Somehow she was in my arms, our lips were on each other’s. Our breath hot. Her tongue flicking in my mouth. She fumbled loose my belt and undid my trousers so that they pooled around my ankles. She reached in and took hold of me with her familiar, knowing hand. She bit into my neck as I cupped my hands on her perfectly toned buttocks and pulled her against me. I was already rock-hard.
I hadn’t expected to be making love to my ex-wife on our wedding anniversary.
It turned out that was the least of my problems.
Part Four
Chapter 64
I opened my eyes with a start.
The clock on my bedside cabinet read 05:59. I watched it for a few seconds and it clicked over to 06:00. The radio alarm switched on. I tapped the button to turn it off and closed my eyes again.

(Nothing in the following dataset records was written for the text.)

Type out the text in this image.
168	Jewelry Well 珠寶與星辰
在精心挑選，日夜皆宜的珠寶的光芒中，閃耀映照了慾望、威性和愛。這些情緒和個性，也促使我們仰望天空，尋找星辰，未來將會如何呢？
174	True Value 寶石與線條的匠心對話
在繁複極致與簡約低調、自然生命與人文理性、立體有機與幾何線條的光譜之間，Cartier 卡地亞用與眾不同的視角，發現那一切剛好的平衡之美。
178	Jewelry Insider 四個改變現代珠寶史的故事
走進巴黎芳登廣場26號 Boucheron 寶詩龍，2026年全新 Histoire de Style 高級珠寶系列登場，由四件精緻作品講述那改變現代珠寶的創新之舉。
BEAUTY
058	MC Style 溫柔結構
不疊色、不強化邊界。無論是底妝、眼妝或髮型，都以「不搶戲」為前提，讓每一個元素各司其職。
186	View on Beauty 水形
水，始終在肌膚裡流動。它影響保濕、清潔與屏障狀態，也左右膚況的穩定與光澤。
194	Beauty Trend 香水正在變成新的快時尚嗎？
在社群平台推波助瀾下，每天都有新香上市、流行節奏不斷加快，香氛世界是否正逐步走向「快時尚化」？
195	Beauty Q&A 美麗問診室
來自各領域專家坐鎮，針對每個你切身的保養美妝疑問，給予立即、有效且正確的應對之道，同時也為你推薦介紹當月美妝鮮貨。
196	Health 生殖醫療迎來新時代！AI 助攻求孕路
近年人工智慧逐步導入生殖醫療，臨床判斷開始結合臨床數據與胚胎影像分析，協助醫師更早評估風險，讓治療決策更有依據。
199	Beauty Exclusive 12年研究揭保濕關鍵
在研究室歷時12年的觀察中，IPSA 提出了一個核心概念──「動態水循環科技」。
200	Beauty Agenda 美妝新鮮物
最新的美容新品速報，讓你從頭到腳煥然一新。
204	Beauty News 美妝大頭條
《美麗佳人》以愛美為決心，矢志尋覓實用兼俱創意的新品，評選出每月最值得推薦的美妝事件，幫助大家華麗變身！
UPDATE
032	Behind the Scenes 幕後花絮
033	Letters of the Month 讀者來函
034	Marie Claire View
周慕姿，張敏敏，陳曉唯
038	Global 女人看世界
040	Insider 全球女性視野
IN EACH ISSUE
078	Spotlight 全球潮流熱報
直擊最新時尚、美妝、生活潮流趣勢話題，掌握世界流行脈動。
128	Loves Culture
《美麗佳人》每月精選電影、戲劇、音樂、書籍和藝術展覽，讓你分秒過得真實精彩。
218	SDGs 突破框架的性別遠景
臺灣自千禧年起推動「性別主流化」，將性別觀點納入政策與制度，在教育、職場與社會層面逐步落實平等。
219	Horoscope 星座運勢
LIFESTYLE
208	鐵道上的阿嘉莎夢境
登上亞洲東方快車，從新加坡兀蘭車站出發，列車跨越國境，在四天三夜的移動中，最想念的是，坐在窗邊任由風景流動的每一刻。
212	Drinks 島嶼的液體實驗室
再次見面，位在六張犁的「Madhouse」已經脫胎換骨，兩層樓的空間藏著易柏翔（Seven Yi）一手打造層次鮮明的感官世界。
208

I did that most mornings. I don’t know why I bothered with the alarm. Since my army days I could pretty much tell myself when I wanted to wake up. And I did.
My head didn’t feel as bad as it should have done. I had drunk far too many beers. Maybe the workout had compensated.

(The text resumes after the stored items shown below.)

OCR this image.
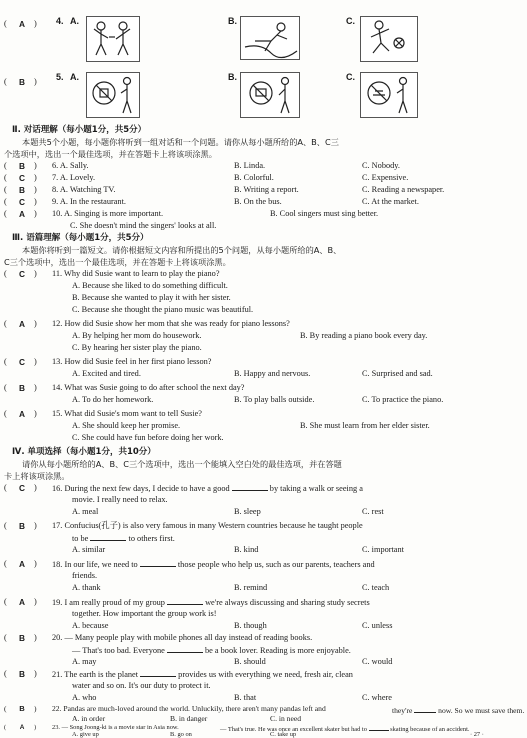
(	A	) 4. A.	B.	C.
(	B	) 5. A.	B.	C.
Ⅱ. 对话理解（每小题1分，共5分）
本题共5个小题，每小题你将听到一组对话和一个问题。请你从每小题所给的A、B、C三
个选项中，选出一个最佳选项，并在答题卡上将该项涂黑。
(	B	) 6. A. Sally.	B. Linda.	C. Nobody.
(	C	) 7. A. Lovely.	B. Colorful.	C. Expensive.
(	B	) 8. A. Watching TV.	B. Writing a report.	C. Reading a newspaper.
(	C	) 9. A. In the restaurant.	B. On the bus.	C. At the market.
(	A	) 10. A. Singing is more important.	B. Cool singers must sing better.
C. She doesn't mind the singers' looks at all.
Ⅲ. 语篇理解（每小题1分，共5分）
本题你将听到一篇短文。请你根据短文内容和所提出的5个问题，从每小题所给的A、B、
C三个选项中，选出一个最佳选项，并在答题卡上将该项涂黑。
(	C	) 11. Why did Susie want to learn to play the piano?
A. Because she liked to do something difficult.
B. Because she wanted to play it with her sister.
C. Because she thought the piano music was beautiful.
(	A	) 12. How did Susie show her mom that she was ready for piano lessons?
A. By helping her mom do housework.	B. By reading a piano book every day.
C. By hearing her sister play the piano.
(	C	) 13. How did Susie feel in her first piano lesson?
A. Excited and tired.	B. Happy and nervous.	C. Surprised and sad.
(	B	) 14. What was Susie going to do after school the next day?
A. To do her homework.	B. To play balls outside.	C. To practice the piano.
(	A	) 15. What did Susie's mom want to tell Susie?
A. She should keep her promise.	B. She must learn from her elder sister.
C. She could have fun before doing her work.
Ⅳ. 单项选择（每小题1分，共10分）
请你从每小题所给的A、B、C三个选项中，选出一个能填入空白处的最佳选项，并在答题
卡上将该项涂黑。
(	C	) 16. During the next few days, I decide to have a good	by taking a walk or seeing a
movie. I really need to relax.
A. meal	B. sleep	C. rest
(	B	) 17. Confucius(孔子) is also very famous in many Western countries because he taught people
to be	to others first.
A. similar	B. kind	C. important
(	A	) 18. In our life, we need to	those people who help us, such as our parents, teachers and
friends.
A. thank	B. remind	C. teach
(	A	) 19. I am really proud of my group	we're always discussing and sharing study secrets
together. How important the group work is!
A. because	B. though	C. unless
(	B	) 20. — Many people play with mobile phones all day instead of reading books.
— That's too bad. Everyone	be a book lover. Reading is more enjoyable.
A. may	B. should	C. would
(	B	) 21. The earth is the planet	provides us with everything we need, fresh air, clean
water and so on. It's our duty to protect it.
A. who	B. that	C. where
(	B	) 22. Pandas are much-loved around the world. Unluckily, there aren't many pandas left and	they're	now. So we must save them.
A. in order	B. in danger	C. in need
(	A	) 23. — Song Joong-ki is a movie star in Asia now.	— That's true. He was once an excellent skater but had to	skating because of an accident.
A. give up	B. go on	C. take up	· 27 ·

I smiled a little. Little bit guilty. Little bit pleased with myself. Little bit confused about what I was feeling, if I’m honest.
Kirsty had gone at about four o’clock. She had been groaning when she awoke. She didn’t kiss me goodbye when she left. In fact, she didn’t say a word. I remember her picking up her boots and almost tiptoeing out of my bedroom like a naughty adolescent. I smiled briefly again but couldn’t afford the luxury of letting my thoughts linger. I opened my eyes again. Time to go to work.
I swung my legs out of bed and yawned, turning it into a shout and shaking my head as I did so. I wasn’t feeling as bad as I should have been, but there were a few cobwebs to shake loose.
An hour and fifteen minutes later and I was on the treadmill at the gym. I had already done a full workout – weights and cardiovascular – and was warming down.
Sam Riddel was on the treadmill next to me. He hadn’t had as long a workout, but then again he probably hadn’t drunk a shedload of Corona beer. Far as I knew you don’t get hangovers from mineral water. We hadn’t spoken. He’d just nodded at me and gone through his weights routine.
Sam looked across at me now. There was a slight, questioning wrinkle on his forehead.
‘You seem in a particularly good mood this morning,’ he said.